Editing efficiencies for different prime editing systems across seven targeted SNVs. (A–G) Different combinations of gRNA combinations (pegRNA and sgRNA) were transfected together with the prime editor (nCas9-RT). gRNA numbering is specific for each gene target. X-axis: prime editing complex systems represented by PE2 and PEmax in the presence or absence of modifications (epeg and DN). Y-axis: % editing efficiency as determined by read counts from sequencing of transfected cell pools. All SNVs except ADCY5 showed satisfactory efficiency.
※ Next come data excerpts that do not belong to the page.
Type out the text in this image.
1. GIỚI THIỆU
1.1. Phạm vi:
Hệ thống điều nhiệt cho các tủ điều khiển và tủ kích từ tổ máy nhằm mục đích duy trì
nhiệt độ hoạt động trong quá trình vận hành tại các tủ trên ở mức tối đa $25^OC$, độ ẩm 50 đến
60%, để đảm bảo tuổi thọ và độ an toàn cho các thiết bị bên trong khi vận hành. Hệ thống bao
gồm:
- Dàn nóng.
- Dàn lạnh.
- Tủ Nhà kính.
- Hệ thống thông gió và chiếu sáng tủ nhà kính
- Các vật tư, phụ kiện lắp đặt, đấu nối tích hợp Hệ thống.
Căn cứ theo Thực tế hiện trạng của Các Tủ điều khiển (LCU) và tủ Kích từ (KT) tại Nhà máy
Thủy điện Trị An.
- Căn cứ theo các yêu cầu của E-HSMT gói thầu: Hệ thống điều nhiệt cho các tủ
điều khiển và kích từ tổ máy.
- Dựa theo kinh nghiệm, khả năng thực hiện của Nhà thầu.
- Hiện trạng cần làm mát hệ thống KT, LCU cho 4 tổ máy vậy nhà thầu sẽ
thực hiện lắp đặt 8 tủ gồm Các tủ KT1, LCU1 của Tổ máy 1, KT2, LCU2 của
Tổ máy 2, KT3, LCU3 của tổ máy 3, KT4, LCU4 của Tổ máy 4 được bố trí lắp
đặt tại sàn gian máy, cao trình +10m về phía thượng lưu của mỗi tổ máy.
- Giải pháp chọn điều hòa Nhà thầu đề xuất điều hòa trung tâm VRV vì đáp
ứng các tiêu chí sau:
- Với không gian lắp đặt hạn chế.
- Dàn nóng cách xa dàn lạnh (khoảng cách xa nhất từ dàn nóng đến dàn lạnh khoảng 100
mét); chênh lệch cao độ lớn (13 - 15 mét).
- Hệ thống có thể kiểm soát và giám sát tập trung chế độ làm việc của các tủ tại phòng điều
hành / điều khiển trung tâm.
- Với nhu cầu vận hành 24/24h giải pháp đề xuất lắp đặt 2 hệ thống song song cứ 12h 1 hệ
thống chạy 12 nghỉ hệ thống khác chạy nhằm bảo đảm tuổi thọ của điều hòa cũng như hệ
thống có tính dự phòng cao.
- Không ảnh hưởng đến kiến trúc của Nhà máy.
PD, pegRNAs; sg, sgRNAs, with distance from the pegRNA-induced nick represented by numeric values; epegRNA, modification on pegRNA; DN, MLH1dn; # rxns, number of transfections/data points in each plot.

FIG. 4.

pegRNA design parameters affected editing efficiency. (A) Examples of pegRNAs with a constant PBS length but variable RTT length and PAM-to-edit distance. PBS; RTT; PAM-to-edit, distance between PAM sequence and edit site; RTT overhang, nucleotides after the installed edit encoded by in the RTT; red tick mark, nucleotide to be installed. (B–E) Editing efficiency for each target, based on PAM-to-edit distance, PBS length, RTT length, or RTT overhang. Each dot represents the average % editing of all replicate transfections of each pegRNA. Error bars show standard deviation of percent editing across multiple transfections of each pegRNA. Only a single point is shown for pegRNAs where editing efficiency was only measured for a single transfection. p-Values were generated by fitting a simple linear model with average editing efficiency as the outcome variable. See methods for additional details.

FIG. 5.

Insertion–deletion rates. (A) Overall insertion–deletion rate within 800 bp for all clones for one target. Numbers at the top of the bars represent the number of clones sequenced for each target. (B) Rate across all transfections for each target with each dot representing one transfection. Dot sizes are on a continuous scale with the size increasing as the number of clones screened increases. The total number of clones screened for each target corresponds to those in panel A (HNF4A = 295, MTNR1B = 470, TCF7L2 = 778).

FIG. 6.

Timeline: prime editing to edited clones. A general prime editing timeline illustrating a streamlined process that can be completed within 5 weeks. combo, combination of gRNAs (pegRNA and sgRNA); wp, well plate.